Depois de alguns meses ou anos, não vendo a cor do dinheiro, eu aprendi que deveria juntar um pouco pra mim. Porque tudo o que eu dava na mão do Vitor eu não via mais a cor, não sabia o que ele fazia e ele não comprava nada pra casa, pra mim e nem para as crianças.

Mas como ele não poderia desconfiar que eu juntava dinheiro, eu apenas aumentei o valor dos meus produtos. Da marmita eu aumentei 3,00 e dos salgados aumentei uma quantia também. E com isso comecei a juntar uma graninha, eu queria tirar a carta de motorista, pra ver se o Vitor liberava o carro pra eu ir trabalhar. Depois que ele comprou o carro ele ficou menos ranzinza, não quero dizer que ele melhorou, mas ficou mais leve o clima em casa.

Eu trabalhava muito e ele chegava às 19:00 em casa e se sentava. No começo eu não me importava muito, porque fui criada por uma mãe que dizia sempre que o homem era o provedor do lar e ele merece descansar quando chega. Depois que me casei era a mesma ladainha, minha mãe sempre dizia: “Ele paga o aluguel então ele merece o descanso. Se não vocês estariam na rua”. E eu não dava bola porque tinha isso na minha mente.

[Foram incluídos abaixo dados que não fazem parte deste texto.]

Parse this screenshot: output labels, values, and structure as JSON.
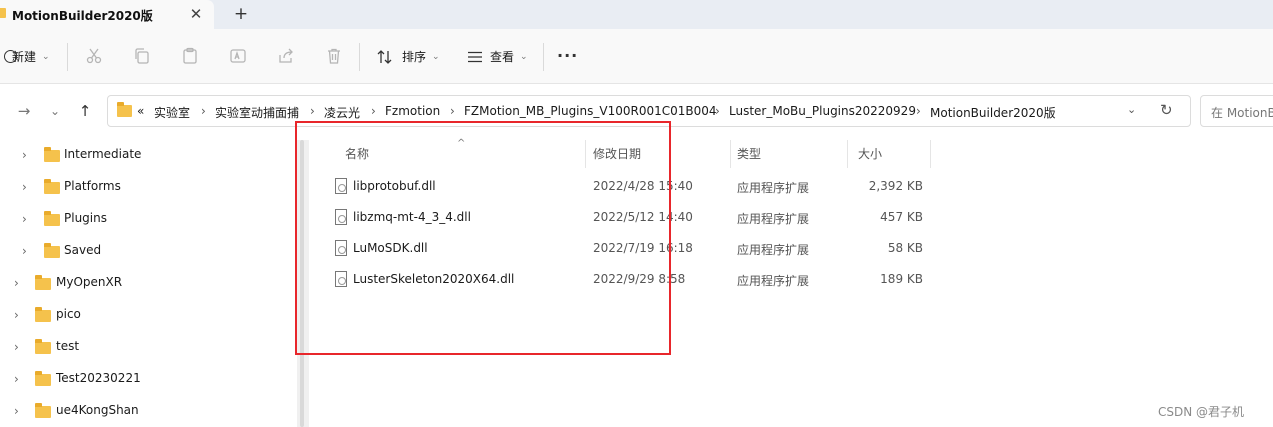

Fui criada pelos meus pais, aqui no Rio de janeiro mesmo, eu e mais dois irmãos que hoje são machistas também, porque foram criados por uma mulher que sempre valorizou mais o trabalho do homem, do que o próprio. E eu me lembro que meu pai fazia o mesmo que o Vitor faz hoje. Só nunca eu vi ele bater nela.

Minha mãe trabalhava fora com as quentinhas dela, dia e noite, limpava e cozinhava para os outros e para nós. Mas mesmo assim ela dizia que não fazia mais que a obrigação dela. O meu pai trabalhava de carpinteiro e ela valorizava muito o esforço dele. Hoje ele tem a empresa dele de casas pré moldadas, mas antes disso ele era funcionário.

Eu sempre tive essa referência de mãe, uma que colocava o bem estar do marido e filhos, acima do seu. Claro eu não estou culpando ela e nem o meu pai por eu ser tão submissa hoje, mas é complicado você enxergar a vida com outros olhos quando se tem isso na cabeça. Minha mãe sempre foi submissa e eu via meu pai sendo bom pra ela. Nunca o vi levantar a mão pra minha mãe... Mas porém quando acontecia algo assim e a gente ficava sabendo, minha mãe sempre dizia: “Tem que ver o que ELA fez de errado” ou “Ele não fez isso sem motivo”. Ou seja a minha mãe sempre dava uma justificativa para a agressão de um homem no casamento, ou seja, a culpada sempre era a mulher. Então já dá pra ter uma ideia de quem eram os filhos prediletos dela né?

Tendo isso em mente, eu sempre me culpava quando apanhava do Vitor.